Poson, also known as Poson Poya, is an annual festival held by Sri Lankan Buddhists celebrating the arrival of Buddhism in Sri Lanka in the 3rd century BC. The festival is the most important Poya (full moon) holiday of the year and the second most important Buddhist holiday of the year, being surpassed in importance by Vesak. Poson is celebrated throughout the island, with the most important ceremonies of the festival being held in Anuradhapura and Mihintale. The festival is held in early June, coinciding with the June full moon.

== Festival ==
Poson is celebrated to commemorate the introduction of Buddhism to Sri Lanka by Mahinda Thero in 236 BC. The focal point of the religious festival is the Buddhist monastic complex on the mountain of Mihintale, where Arahath Mahinda Thero preached Buddhism to one of the kings, king Devanampiyatissa, of Sri Lanka. Celebrations are also centered around Buddhist sites in Anuradhapura, which was one of the first cities in Sri Lanka to convert to Buddhism. During Poson, these two locations attract thousands of pilgrims from across Sri Lanka. These pilgrims dress in white and worship at the spiritual locales. Many of the most devoted pilgrims spend hours in quiet contemplation to honor the traditions of Buddhism.

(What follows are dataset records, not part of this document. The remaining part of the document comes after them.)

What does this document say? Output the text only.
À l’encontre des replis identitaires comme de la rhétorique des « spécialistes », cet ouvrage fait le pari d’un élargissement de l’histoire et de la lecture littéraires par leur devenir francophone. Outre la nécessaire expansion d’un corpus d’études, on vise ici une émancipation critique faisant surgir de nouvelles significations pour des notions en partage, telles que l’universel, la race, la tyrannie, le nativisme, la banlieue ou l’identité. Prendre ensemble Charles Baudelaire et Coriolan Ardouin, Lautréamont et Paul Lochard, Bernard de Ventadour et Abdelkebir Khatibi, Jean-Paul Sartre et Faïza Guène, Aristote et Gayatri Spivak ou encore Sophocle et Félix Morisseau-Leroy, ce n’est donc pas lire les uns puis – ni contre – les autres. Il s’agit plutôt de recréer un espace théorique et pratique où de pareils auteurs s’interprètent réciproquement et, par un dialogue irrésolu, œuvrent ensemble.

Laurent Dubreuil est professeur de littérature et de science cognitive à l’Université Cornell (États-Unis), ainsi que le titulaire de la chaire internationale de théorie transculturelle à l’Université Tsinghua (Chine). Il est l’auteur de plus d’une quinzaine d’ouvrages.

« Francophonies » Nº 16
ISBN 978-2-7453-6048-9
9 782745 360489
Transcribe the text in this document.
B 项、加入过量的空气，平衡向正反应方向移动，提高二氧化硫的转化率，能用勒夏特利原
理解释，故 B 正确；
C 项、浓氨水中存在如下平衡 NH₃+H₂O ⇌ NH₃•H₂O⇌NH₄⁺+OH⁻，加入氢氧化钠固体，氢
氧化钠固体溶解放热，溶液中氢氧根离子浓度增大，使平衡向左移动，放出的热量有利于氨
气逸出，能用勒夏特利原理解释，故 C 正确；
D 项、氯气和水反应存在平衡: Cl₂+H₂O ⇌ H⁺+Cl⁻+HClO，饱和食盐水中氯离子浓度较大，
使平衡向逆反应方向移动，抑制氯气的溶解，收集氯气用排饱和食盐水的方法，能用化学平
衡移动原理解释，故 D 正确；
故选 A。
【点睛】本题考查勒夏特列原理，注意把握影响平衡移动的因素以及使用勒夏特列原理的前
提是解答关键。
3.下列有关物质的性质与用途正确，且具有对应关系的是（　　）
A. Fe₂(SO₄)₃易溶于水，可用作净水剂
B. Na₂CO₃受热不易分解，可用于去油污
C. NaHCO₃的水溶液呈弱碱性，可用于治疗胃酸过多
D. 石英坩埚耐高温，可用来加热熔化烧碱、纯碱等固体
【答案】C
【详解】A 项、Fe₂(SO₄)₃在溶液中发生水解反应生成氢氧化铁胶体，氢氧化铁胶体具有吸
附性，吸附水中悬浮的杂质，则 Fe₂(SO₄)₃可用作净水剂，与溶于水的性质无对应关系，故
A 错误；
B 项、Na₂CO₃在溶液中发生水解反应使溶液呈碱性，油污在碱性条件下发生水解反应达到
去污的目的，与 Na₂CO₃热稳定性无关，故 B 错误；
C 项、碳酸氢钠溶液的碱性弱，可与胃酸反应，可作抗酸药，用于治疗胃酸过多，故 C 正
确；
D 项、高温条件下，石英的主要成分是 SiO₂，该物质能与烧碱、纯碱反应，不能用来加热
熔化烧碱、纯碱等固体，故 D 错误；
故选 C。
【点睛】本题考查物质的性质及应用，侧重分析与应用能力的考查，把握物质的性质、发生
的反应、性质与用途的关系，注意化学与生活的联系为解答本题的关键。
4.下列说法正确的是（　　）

The Poson Festival is celebrated throughout the island, where, huge electronically lit Pandols are showcased in various city centres, dansals (free food stores organized by communities) are organized. Houses are decorated with Lanterns, and lights to commemorate the day in a festive manner. The celebrations go on from 5 days to a week starting from the full moon poya day. Some parts of Sri Lanka prohibit the selling of meat and alcohol during the festival.